As plataformas digitais terão prazo sugerido de 15 dias para informar ao governo federal como funcionam seus canais e mecanismos de denúncia de violência contra mulheres no ambiente digital.
A solicitação foi encaminhada por meio de um ofício conjunto das Secretarias de Políticas Digitais, da Secretaria de Comunicação Social da Presidência da República; de Direitos Digitais, do Ministério da Justiça; e de Enfrentamento à Violência contra Mulheres, do Ministério das Mulheres.
A iniciativa busca reunir informações para qualificar o atendimento prestado pelo Ligue 180, especialmente na orientação a mulheres vítimas de violência praticada ou disseminada pela internet.
Denúncias de conteúdo íntimo
Entre os principais pontos levantados pelo governo estão os procedimentos adotados pelas empresas para receber e processar notificações relacionadas à divulgação não autorizada de conteúdo íntimo.
O pedido considera as regras previstas no artigo 21 do Marco Civil da Internet e as diretrizes estabelecidas pelo Decreto 12.976/2026.
As plataformas deverão informar, entre outros aspectos:
- os prazos utilizados para analisar as denúncias;
- se há confirmação de recebimento das notificações;
- se as vítimas podem acompanhar o andamento das solicitações;
- quais mecanismos são adotados para impedir o reenvio de conteúdos que já tenham sido removidos.
O governo também quer saber se esses procedimentos são aplicados a conteúdos manipulados ou produzidos com o uso de inteligência artificial.
Outros tipos de violência digital
O ofício questiona ainda se as plataformas mantêm canais específicos para denúncias relacionadas a outras formas de violência digital contra mulheres.
Entre os exemplos estão casos de assédio e violência política de gênero.
As empresas também deverão indicar um ponto focal no Brasil para facilitar a interlocução com o poder público em questões relacionadas à proteção das mulheres no ambiente digital.

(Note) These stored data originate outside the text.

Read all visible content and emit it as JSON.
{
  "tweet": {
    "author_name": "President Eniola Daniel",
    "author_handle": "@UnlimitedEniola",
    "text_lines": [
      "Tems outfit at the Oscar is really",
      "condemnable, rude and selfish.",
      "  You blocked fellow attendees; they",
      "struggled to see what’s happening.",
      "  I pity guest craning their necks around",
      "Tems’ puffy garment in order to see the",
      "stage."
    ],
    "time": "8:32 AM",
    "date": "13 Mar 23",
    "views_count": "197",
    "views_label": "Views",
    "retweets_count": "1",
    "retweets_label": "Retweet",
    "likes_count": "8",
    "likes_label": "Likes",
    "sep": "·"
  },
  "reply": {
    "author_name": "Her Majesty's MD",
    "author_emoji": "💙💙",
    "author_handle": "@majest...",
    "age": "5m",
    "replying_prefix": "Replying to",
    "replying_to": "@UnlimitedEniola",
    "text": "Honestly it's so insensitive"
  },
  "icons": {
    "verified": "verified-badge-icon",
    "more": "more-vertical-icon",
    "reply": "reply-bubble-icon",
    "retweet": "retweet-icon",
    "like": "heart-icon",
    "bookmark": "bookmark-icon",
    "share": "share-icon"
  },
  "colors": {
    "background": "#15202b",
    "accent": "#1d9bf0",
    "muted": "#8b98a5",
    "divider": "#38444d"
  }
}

Informações devem reforçar o Ligue 180
Segundo o governo federal, a coleta das informações faz parte dos esforços para estruturar políticas de proteção de direitos no ambiente digital e fortalecer a rede de acolhimento e orientação às mulheres em situação de violência.
Os dados fornecidos pelas plataformas serão utilizados para aprimorar as orientações oferecidas pelo Ligue 180. A expectativa é ampliar a capacidade do serviço de informar às vítimas quais canais estão disponíveis em cada plataforma e quais procedimentos devem ser adotados para solicitar a retirada de conteúdos ou outras providências.
A medida busca, assim, aproximar os mecanismos de denúncia das plataformas digitais da rede pública de atendimento, facilitando o acesso das vítimas às ferramentas disponíveis para enfrentar situações de violência na internet.
O pedido foi formulado em caráter cooperativo, no âmbito das competências dos órgãos envolvidos, e considera as novas obrigações relacionadas à proteção de mulheres no ambiente digital previstas no Decreto 12.976/2026.